Tier Mobility has acquired the approximately 5,000 electric scooters including the charging infrastructure of the discontinued sharing service Coup from Bosch. The electric scooters are initially to be launched in Berlin from May onwards. Further cities are also planned.
Until then, Tier Mobility wants to create the technical prerequisites to enable the lending of the former Coup scooters in addition to its existing electric scooters in the Tier app. After the start in Berlin, the new service is to be offered in other cities as well, as Tier writes in a press release. There the company spoke about the development of a multimodal offer – Tier wants to offer users further forms of mobility (in this case for longer distances) beyond the already announced electric scooters.
It is not known what Tier Mobility is paying for the 5,000 electric scooters and how many of them will be used in Berlin. However, Tier announced only a few days ago that it would increase the current financing round by almost 40 million euros.
The service coup financed by Bosch had announced its end at the end of November 2019, after a new pricing model with partly significantly higher prices did not allow “long-term economic operation”. By the end of the year, the fleet consisted of the aforementioned 5,000 vehicles – in Berlin, Paris, Madrid, and Tübingen.

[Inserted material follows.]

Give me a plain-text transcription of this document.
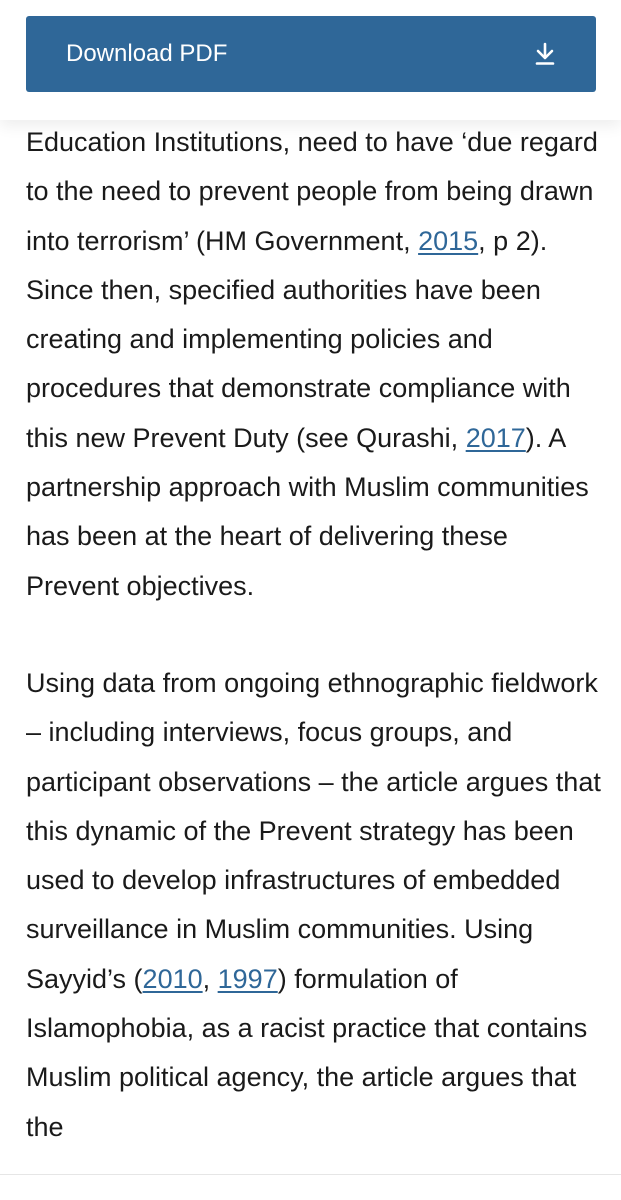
Download PDF

Education Institutions, need to have ‘due regard to the need to prevent people from being drawn into terrorism’ (HM Government, 2015, p 2). Since then, specified authorities have been creating and implementing policies and procedures that demonstrate compliance with this new Prevent Duty (see Qurashi, 2017). A partnership approach with Muslim communities has been at the heart of delivering these Prevent objectives.

Using data from ongoing ethnographic fieldwork – including interviews, focus groups, and participant observations – the article argues that this dynamic of the Prevent strategy has been used to develop infrastructures of embedded surveillance in Muslim communities. Using Sayyid’s (2010, 1997) formulation of Islamophobia, as a racist practice that contains Muslim political agency, the article argues that the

Tier Mobility sees itself in a position to operate the fleet economically – for example, because of the existing customer base or synergies in charging logistics. “We have gained valuable experience with e-scooters and can now use this effectively in the field of e-mopeds,” says Lawrence Leuschner, CEO and co-founder of Tier Mobility. “Many customers want a slightly faster vehicle for medium distances of 4 to 10 kilometres. Now we can now offer these people a very good deal with high-quality vehicles”.
Another takeover could also play an important role for the Berlin-based company’s economic operation: According to media reports, Tier took over the British start-up Pushme in January, which developed replaceable batteries and a network of exchange stations. Coup had recently described maintenance and the effort required to replace batteries in particular as “too cost-intensive”. Even an attempt to use special offers to encourage users to exchange batteries themselves has apparently not brought about the turnaround for Coup.
According to media reports, none of the 120 Coup employees is to switch to Tier Mobility on the basis of the takeover agreement – meaning that the deal likely only concerns the vehicles. According to the report, Tier currently has 450 employees. Tier does not give any details about the size of its own fleet of electric scooters, but according to the strategy consultancy Civity, Tier Mobility probably has around 25,000 vehicles.